Where the Berwick and Mahone Bay partnership’s alternative energy project might be became less of a mystery Tuesday night.
Members of West Hants municipal council got their first look at a $25 million wind power project being planned for a 300-hectare site located near Ellershouse at their Sept. 24 meeting.
The project is being spearheaded by the Alternate Resource Energy Authority (AREA) created earlier this summer by the towns of Berwick and Mahone Bay. Both towns have their own electrical utilities and will own the project, which could see the construction of up to seven wind turbines on property located south of Panuke Lake. The authority is currently waiting for borrowing authority from the province to fund the project, but the towns recently confirmed their commitment by agreeing to temporary borrowing resolutions for their respective shares of $16.8 million and $8.2 million.

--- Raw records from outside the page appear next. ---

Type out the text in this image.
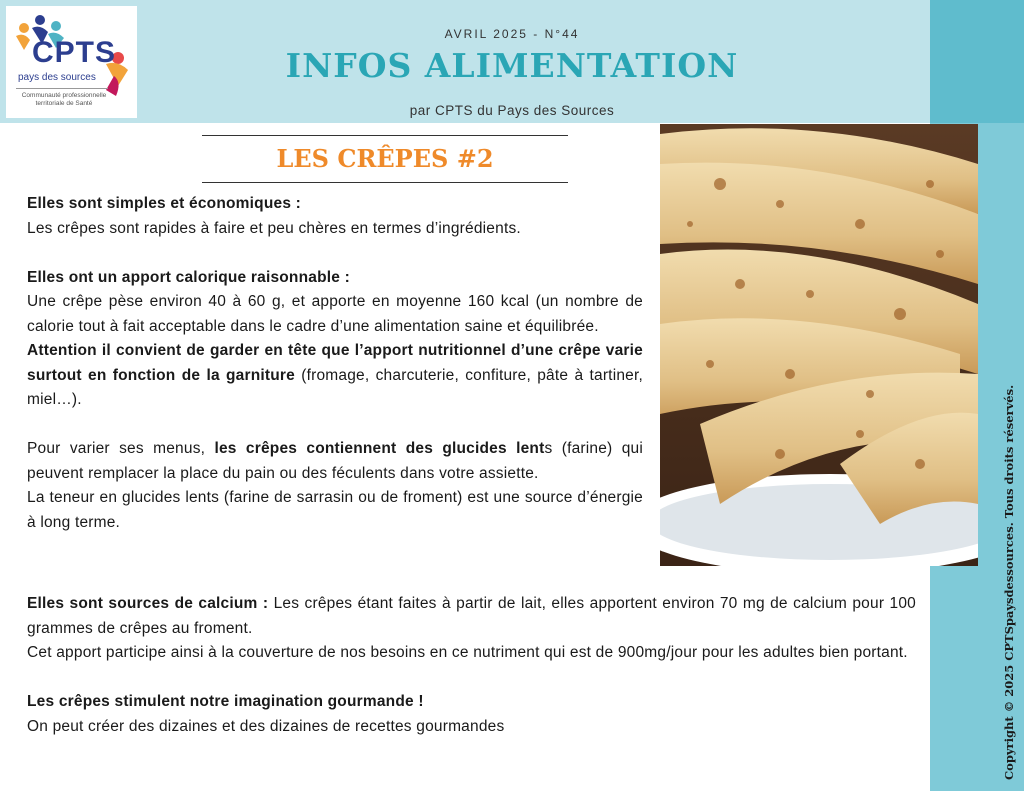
CPTS
pays des sources
Communauté professionnelle territoriale de Santé
AVRIL 2025 - N°44
INFOS ALIMENTATION
par CPTS du Pays des Sources
LES CRÊPES #2

Elles sont simples et économiques :

Les crêpes sont rapides à faire et peu chères en termes d’ingrédients.

Elles ont un apport calorique raisonnable :

Une crêpe pèse environ 40 à 60 g, et apporte en moyenne 160 kcal (un nombre de calorie tout à fait acceptable dans le cadre d’une alimentation saine et équilibrée.

Attention il convient de garder en tête que l’apport nutritionnel d’une crêpe varie surtout en fonction de la garniture (fromage, charcuterie, confiture, pâte à tartiner, miel…).

Pour varier ses menus, les crêpes contiennent des glucides lents (farine) qui peuvent remplacer la place du pain ou des féculents dans votre assiette.

La teneur en glucides lents (farine de sarrasin ou de froment) est une source d’énergie à long terme.

Elles sont sources de calcium : Les crêpes étant faites à partir de lait, elles apportent environ 70 mg de calcium pour 100 grammes de crêpes au froment.

Cet apport participe ainsi à la couverture de nos besoins en ce nutriment qui est de 900mg/jour pour les adultes bien portant.

Les crêpes stimulent notre imagination gourmande !

On peut créer des dizaines et des dizaines de recettes gourmandes	Copyright © 2025 CPTSpaysdessources. Tous droits réservés.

Read more about Berwick’s participation.
The yet-to-be-named project is being developed by Minas Basin Pulp and Paper on AREA’s behalf. In their presentation to council, energy team members John Woods and Chris Peters laid out the company’s efforts to date and the proposed timeline for getting the new wind farm on the grid, hopefully by late-2015. Woods explained the project is in development to further the partner’s goal of reaching provincially- mandated targets for renewable electricity, set at 25 per cent by 2015 and 40 percent by 2020.
“Tonight is the start of our community engagement piece as part of the environmental assessment,” said Woods. He touted the benefits of the project which he said would include annual tax revenues of between $60,000 to $100,000 for the municipality, a bump in business for local hotels, restaurants during the construction phase, and the potential for new, locally-based jobs.
“We are currently assessing local capabilities,” noted Woods, adding he is open to suggestions on that issue.
The general public will have an opportunity to check out the project at an open house Oct. 1 from 6:30 to 9 p.m. at the Ellershouse community hall. Other components of community engagement include the development of AREA’s website and a newsletter with project details recently circulated to the nearby community. Woods said a community liaison committee would be formed to represent local interests.
“We are looking forward to getting this going,” he added.
District 2 Coun. Shirley Pineo was the first to respond to the presentation.
“I am really excited about this,” she said. “Everywhere you go you are seeing more (wind towers). They are the way of the future.”
Coun. Randy Matheson, District 3, also expressed support for the project, although somewhat hesitantly.
“I am excited, but also nervous. People can be affected by these (developments.)”
He said he has concerns about the possible effects of infrasound: low frequency sounds that they can’t be picked up by the human ear but can carry through the atmosphere and have been associated with health problems reported by some people who live close to wind farms.
Peters responded the project setbacks would be in compliance with scientific evidence, adding the nearest residence is located one kilometer away from the site.
Warden Richard Dauphinee was also supportive of the project, calling it “a good fit for the municipality.” He said the proponents have been “very transparent” in their approach and he hopes for a good reception among local residents.
“Then again there are some people that if you dropped a block of gold on their lawn they would say you killed their grass,” he concluded.
Berwick’s Coun. John Prall, who also sits on the Berwick Electric Commission and is chairman for AREA, attended the presentation with Mahone Bay Mayor Joe Feeney.
“This is the largest project that we have ever been involved in. We have been in this business a long time and we are ready to take another step,” Prall said.